Washington feels the heat – Feb 12

February 12, 2007

Click on the headline (link) for the full text.

Many more articles are available through the Energy Bulletin homepage


Updating Bush’s spin on climate change

Maura Reynolds and James Gerstenzang, LA Times
President Bush is widely considered one of the world’s most prominent skeptics of global warming. But to hear White House officials tell it, the world’s view of him is wrong.

In recent days, White House officials have made a special effort to argue that Bush has always been concerned about climate change. Moreover, they say, he has long acknowledged that human activity may be a significant factor.

“Perhaps folks have not taken notice of the fact that this is an administration that’s been keenly committed both to environmentalism and conservationism from the start,” White House spokesman Tony Snow said last week.

Indeed, the climate around global warming in Washington is getting hotter. Members of both parties are scrambling to get ahead of each other – and ahead of public demands – to take measures against the threat.
(11 Feb 2007)


Global warming debate heats up in Washington

Jitendra Joshi, AFP
Global politicians and business leaders aim to turn the unfertile territory of Washington into a hotbed of action against climate change this week.

German Chancellor Angela Merkel will be among those addressing a two-day forum on Capitol Hill that comes at a time when scientific warnings about the catastrophic potential of global warming are reaching a fever pitch.

“The science has become more clear, more certain and more urgent,” says British Environment Secretary David Miliband, who will attend the forum at the US Senate along with World Bank president Paul Wolfowitz.
(11 Feb 2007)


Feeling the Heat
Bush administration put on the defensive over climate change

Lisa Hymas, Grist
After six years of dodging the climate issue, the Bush administration is finally having to face it head on.
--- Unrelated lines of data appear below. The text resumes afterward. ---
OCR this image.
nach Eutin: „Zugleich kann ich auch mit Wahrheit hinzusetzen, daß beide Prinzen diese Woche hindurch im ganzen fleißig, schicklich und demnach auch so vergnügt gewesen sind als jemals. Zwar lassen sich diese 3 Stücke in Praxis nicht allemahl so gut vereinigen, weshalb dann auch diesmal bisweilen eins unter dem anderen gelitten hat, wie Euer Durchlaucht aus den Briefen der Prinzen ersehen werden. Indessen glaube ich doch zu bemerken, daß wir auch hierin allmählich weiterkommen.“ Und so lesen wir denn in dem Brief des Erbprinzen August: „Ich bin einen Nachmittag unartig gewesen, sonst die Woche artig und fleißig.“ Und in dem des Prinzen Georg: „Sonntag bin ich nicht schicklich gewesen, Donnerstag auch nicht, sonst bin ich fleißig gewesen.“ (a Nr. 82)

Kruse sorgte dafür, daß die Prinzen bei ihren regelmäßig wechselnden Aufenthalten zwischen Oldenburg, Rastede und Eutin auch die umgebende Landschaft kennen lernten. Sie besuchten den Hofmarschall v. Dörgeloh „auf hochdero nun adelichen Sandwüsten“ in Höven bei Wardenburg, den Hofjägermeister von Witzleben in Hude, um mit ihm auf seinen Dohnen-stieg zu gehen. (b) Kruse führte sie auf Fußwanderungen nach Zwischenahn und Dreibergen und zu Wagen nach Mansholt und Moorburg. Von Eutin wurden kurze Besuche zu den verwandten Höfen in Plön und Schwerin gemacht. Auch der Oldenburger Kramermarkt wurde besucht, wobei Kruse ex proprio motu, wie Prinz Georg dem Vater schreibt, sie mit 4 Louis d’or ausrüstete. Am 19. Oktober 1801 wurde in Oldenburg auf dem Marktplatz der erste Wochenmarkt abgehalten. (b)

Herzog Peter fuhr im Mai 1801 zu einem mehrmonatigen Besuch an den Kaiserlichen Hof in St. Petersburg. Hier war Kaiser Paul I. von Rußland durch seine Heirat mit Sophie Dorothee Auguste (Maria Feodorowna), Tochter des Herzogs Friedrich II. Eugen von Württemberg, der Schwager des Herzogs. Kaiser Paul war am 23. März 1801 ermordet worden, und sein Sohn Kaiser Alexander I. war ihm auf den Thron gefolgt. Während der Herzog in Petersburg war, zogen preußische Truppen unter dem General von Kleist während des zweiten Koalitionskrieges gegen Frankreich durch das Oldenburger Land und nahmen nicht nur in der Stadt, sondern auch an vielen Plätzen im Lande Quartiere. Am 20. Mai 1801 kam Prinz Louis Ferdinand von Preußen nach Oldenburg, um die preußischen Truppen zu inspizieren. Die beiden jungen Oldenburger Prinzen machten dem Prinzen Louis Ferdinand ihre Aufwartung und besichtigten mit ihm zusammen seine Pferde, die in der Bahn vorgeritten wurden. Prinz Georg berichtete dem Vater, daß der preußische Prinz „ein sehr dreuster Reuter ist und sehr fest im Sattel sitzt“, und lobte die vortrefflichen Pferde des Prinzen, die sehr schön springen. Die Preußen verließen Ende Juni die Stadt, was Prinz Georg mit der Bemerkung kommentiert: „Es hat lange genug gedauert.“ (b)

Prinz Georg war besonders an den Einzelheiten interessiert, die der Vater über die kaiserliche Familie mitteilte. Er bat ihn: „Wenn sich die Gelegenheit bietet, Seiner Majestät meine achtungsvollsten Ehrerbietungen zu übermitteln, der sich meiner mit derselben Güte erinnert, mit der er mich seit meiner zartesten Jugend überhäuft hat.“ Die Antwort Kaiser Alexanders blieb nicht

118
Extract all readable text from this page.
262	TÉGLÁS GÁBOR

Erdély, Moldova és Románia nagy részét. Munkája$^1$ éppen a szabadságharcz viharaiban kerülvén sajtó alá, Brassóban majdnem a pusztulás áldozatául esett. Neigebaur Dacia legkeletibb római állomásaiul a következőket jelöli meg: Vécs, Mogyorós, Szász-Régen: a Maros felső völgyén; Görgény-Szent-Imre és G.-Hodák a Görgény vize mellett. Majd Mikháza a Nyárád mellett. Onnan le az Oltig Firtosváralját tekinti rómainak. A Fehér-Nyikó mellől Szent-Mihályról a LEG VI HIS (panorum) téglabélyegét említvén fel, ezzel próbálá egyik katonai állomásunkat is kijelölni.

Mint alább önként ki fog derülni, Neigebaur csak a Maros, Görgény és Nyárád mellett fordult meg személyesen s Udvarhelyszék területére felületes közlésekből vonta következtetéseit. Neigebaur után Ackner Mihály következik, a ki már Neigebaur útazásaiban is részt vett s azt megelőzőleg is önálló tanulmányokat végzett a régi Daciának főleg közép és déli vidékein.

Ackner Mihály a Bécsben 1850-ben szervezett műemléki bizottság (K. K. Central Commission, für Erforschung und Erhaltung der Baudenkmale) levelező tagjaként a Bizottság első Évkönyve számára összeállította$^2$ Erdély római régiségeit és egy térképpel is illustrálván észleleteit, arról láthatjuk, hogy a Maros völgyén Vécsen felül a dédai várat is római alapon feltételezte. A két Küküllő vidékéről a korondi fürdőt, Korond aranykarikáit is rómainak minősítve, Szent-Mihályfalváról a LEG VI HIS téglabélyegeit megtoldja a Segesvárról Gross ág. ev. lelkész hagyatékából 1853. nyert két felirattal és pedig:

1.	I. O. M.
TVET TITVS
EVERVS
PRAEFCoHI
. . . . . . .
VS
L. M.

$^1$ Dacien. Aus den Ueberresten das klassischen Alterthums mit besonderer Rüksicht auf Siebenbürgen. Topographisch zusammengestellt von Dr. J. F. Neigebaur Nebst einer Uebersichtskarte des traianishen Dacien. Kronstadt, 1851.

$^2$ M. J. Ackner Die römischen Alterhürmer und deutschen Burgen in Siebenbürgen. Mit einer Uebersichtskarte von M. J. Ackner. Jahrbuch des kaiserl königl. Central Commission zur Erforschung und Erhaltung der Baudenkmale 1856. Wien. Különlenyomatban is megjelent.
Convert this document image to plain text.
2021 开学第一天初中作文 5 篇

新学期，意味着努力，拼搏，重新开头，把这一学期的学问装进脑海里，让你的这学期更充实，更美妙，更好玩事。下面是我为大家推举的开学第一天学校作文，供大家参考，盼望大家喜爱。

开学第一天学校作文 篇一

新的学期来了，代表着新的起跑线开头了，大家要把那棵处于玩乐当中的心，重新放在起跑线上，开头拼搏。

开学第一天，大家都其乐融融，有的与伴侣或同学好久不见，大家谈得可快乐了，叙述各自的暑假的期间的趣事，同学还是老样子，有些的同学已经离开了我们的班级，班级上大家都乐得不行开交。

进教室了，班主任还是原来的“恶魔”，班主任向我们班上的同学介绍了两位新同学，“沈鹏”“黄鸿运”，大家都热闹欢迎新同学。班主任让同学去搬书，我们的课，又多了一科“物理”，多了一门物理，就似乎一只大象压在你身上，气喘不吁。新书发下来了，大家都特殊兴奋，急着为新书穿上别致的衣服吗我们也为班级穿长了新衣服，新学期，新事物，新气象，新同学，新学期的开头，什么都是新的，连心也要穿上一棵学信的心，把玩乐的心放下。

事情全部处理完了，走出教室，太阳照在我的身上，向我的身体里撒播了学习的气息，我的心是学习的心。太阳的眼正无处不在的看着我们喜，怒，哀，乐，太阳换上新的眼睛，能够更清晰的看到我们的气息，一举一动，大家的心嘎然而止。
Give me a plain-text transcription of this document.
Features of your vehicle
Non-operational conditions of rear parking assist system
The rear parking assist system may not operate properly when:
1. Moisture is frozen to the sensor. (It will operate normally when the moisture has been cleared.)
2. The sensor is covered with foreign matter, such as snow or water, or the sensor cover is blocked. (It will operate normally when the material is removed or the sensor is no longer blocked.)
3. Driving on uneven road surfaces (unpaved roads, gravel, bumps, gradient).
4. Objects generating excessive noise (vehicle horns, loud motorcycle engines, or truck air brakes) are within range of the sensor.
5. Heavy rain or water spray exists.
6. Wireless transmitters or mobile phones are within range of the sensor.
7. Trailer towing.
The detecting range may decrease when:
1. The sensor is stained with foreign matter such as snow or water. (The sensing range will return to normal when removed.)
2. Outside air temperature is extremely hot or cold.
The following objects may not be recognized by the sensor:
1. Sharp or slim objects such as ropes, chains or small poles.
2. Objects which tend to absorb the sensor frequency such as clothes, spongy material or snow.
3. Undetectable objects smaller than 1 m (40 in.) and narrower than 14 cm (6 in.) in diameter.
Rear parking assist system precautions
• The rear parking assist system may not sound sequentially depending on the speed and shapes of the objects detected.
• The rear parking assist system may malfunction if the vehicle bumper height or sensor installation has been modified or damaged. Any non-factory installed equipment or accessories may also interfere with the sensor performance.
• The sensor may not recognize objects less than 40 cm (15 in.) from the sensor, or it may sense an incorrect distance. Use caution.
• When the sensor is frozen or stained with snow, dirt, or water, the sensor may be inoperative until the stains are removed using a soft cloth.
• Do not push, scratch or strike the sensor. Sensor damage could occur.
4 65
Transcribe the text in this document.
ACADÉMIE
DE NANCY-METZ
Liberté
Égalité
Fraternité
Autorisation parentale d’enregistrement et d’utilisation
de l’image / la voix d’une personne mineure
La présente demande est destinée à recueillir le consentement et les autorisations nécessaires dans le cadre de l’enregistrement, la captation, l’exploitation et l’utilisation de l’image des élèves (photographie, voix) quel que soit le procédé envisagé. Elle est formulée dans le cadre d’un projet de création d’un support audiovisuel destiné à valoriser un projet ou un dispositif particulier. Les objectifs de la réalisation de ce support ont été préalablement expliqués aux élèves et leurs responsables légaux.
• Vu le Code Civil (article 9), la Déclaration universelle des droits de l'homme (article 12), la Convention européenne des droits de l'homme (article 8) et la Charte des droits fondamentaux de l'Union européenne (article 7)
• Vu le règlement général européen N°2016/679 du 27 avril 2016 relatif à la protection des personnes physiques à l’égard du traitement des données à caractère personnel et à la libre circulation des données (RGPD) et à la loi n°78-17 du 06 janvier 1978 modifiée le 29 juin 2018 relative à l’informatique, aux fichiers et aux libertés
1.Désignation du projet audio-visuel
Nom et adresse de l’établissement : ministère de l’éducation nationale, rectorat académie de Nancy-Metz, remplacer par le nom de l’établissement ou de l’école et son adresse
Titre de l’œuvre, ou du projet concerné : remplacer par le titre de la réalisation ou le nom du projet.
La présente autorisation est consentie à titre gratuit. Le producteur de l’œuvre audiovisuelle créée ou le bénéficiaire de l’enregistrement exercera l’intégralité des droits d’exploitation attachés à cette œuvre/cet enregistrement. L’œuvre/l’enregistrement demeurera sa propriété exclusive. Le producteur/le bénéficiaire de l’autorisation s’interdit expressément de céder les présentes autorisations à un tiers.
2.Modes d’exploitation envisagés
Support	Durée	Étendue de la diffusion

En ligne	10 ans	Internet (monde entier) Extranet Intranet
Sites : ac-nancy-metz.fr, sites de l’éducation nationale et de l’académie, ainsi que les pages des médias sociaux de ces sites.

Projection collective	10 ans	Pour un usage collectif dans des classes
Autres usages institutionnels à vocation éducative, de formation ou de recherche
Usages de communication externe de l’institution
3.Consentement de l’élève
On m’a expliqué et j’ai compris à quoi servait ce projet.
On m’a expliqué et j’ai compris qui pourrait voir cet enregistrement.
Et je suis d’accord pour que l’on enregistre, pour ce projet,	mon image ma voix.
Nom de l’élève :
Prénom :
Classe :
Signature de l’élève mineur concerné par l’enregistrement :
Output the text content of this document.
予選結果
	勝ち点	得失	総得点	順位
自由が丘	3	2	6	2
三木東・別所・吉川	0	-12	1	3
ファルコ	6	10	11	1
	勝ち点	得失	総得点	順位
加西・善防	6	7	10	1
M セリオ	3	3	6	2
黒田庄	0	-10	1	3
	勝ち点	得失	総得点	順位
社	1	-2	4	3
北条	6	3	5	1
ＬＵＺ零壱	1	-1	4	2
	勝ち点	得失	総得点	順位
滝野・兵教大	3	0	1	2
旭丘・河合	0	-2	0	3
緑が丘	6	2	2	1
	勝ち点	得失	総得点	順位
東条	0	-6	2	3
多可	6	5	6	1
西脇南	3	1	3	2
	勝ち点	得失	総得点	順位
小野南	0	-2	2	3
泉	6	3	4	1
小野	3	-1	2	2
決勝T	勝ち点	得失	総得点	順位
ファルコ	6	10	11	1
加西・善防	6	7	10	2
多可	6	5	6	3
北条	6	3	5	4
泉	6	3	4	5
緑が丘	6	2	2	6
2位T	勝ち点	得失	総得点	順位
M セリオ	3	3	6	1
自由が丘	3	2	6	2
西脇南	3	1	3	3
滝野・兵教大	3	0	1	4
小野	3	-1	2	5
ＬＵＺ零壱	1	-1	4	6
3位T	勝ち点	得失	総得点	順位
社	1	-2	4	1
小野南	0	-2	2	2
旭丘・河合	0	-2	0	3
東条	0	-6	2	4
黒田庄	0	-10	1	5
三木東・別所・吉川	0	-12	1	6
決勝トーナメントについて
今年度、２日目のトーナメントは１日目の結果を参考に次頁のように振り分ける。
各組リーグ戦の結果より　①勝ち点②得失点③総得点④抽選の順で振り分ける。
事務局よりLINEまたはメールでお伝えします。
They aren’t changing policy — don’t be silly! — but they are changing rhetoric.

…Consistent with its tendency to hammer home the message of the week, the Bush administration has also been sending out other emissaries to push its new-and-improved climate-change line.

Said Energy Secretary Samuel Bodman, “As the president has said, and this [IPCC] report makes clear, human activity is contributing to changes in our earth’s climate and that issue is no longer up for debate.” Of the IPCC report specifically, Bodman said, “We’re very pleased with it. We’re embracing it. We agree with it.”

U.S. EPA Administrator Stephen Johnson was similarly cheery: “The release of the IPCC report marks a great day for the scientific body of knowledge on climate change,” he said. “[T]he uncertainties have been narrowed. That’s great from a science perspective. As a policymaker, it’s much better and easier to make decisions.”

This is a dramatic and clearly coordinated rhetorical about-face from a long-skeptical administration — but don’t expect real action to follow all the happy talk.